Saking kayanya, seseorang pernah berkata, “Seluruh penduduk Madinah telah menyatu bersama dengan Abdurrahman bin Auf. Sepertiga hartanya dipinjamkan kepada mereka. Sepertiga lagi dipergunakannya untuk membayar utang-utang mereka. Sepertiga sisanya diberikan dan dibagi-bagikan kepada mereka.” Abdurahman bin Auf sadar bahwa kekayaan itu tidak mendatangkan kelegaan dan kesenangan pada dirinya bila tidak dipergunakan untuk membela agama Allah dan membantu kawan-kawannya. Ia bahkan ragu dan resah bila harta itu dipakai hanya untuk dirinya.

Suatu hari, dihidangkan kepadanya makanan berbuka puasa. Ia berpuasa. Pandangannya jatuh pada hidangan yang menerbitkan selera makannya. Tetapi kemudian ia malah menangis:

“Mush’ab bin Umair gugur sebagai seorang syahid. Ia jauh lebih baik dari aku. Kafannya sehelai burdah; yang jika ditutupkan ke kepalanya, maka kelihatan kakinya. Jika ditutupkan kedua kakinya, terbukalah kepalanya.” Abdurrahman bin Auf berhenti sejenak.

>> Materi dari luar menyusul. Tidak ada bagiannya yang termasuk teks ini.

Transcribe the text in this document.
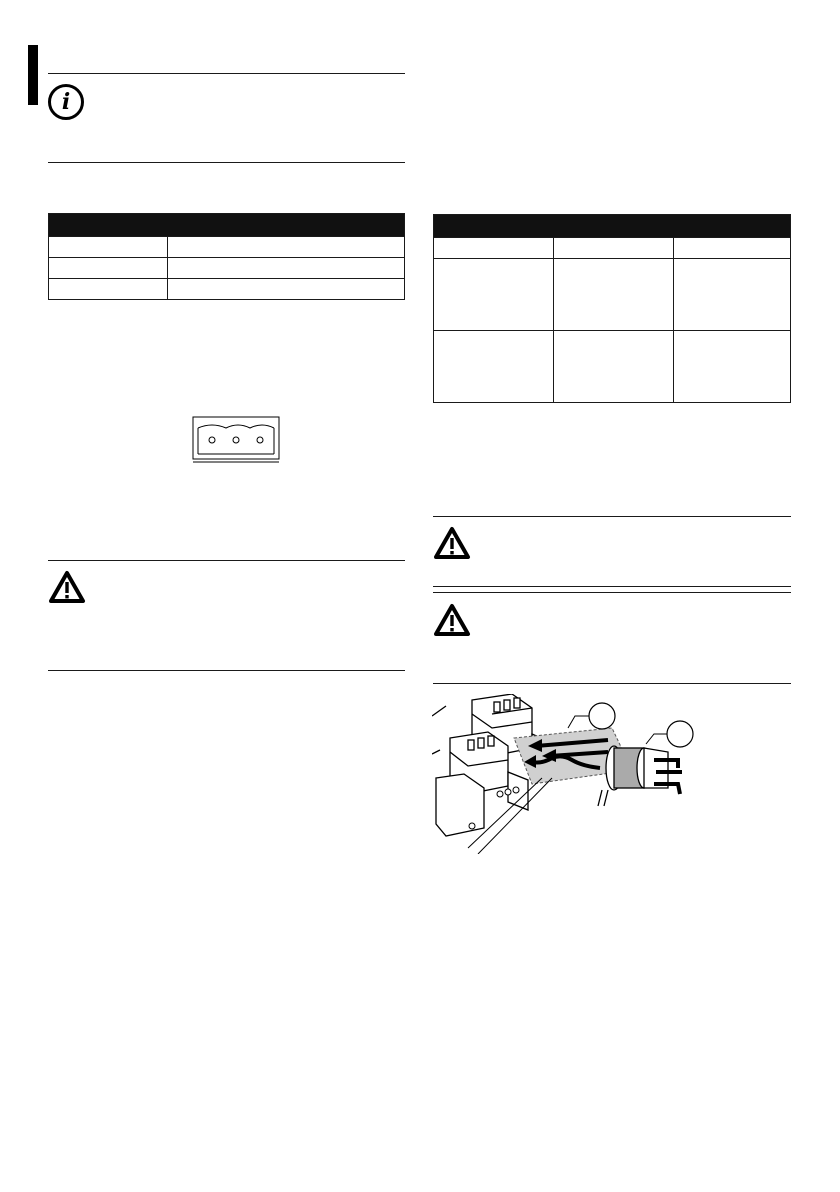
i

Dengan suara yang ditengahi isak, ia berkata:

“Hamzah jauh lebih baik daripadaku. Ia gugur sebagai syahid. Saat dikuburkan, hanya ada sehelai selendang baginya. Telah dihamparkannya untuk kami dunia ini seluas-luasnya. Telah diberikannya pula kepada kami hasil sebanyak-banyaknya. Aku yakin bahwa telah didahulukan pahala kebaikannya daripada pahala kami.”

Abdurrahman bin Auf takut bahwa hartanya akan memberatkan dirinya di hadapan Allah. Ketakutan itu sering akhirnya menumpahkan air matanya. Padahal, ia tidak pernah mendapatkan harta yang haram sedikitpun.

Suatu hari, sebagian sahabat berkumpul di rumah Abdurrahman bin Auf. Mereka dijamu. Berbagai macam makanan diletakkan di hadapan mereka. Tiba-tiba ia menangis. Mereka heran dan bertanya kenapa menangis. Abdurrahman bin Auf tidak menjawab. Ia terus menangis tersedu-sedu. Kemudian Abdurrahman bin Auf menjawab,

“Rasulullah saw. sampai wafatnya, beliau berikut keluarganya belum pernah makan roti gandum sampai kenyang. Aku khawatir bila dipanjangkan usia tetapi tidak menambah kebaikan padaku?”

Perkataan Abdurrahman bin Auf membuat para sahabat ikut menangis. Mereka adalah orang-orang yang hatinya mudah tersentuh, dekat dengan Allah dan tak pernah berhenti mengharap ridha Allah.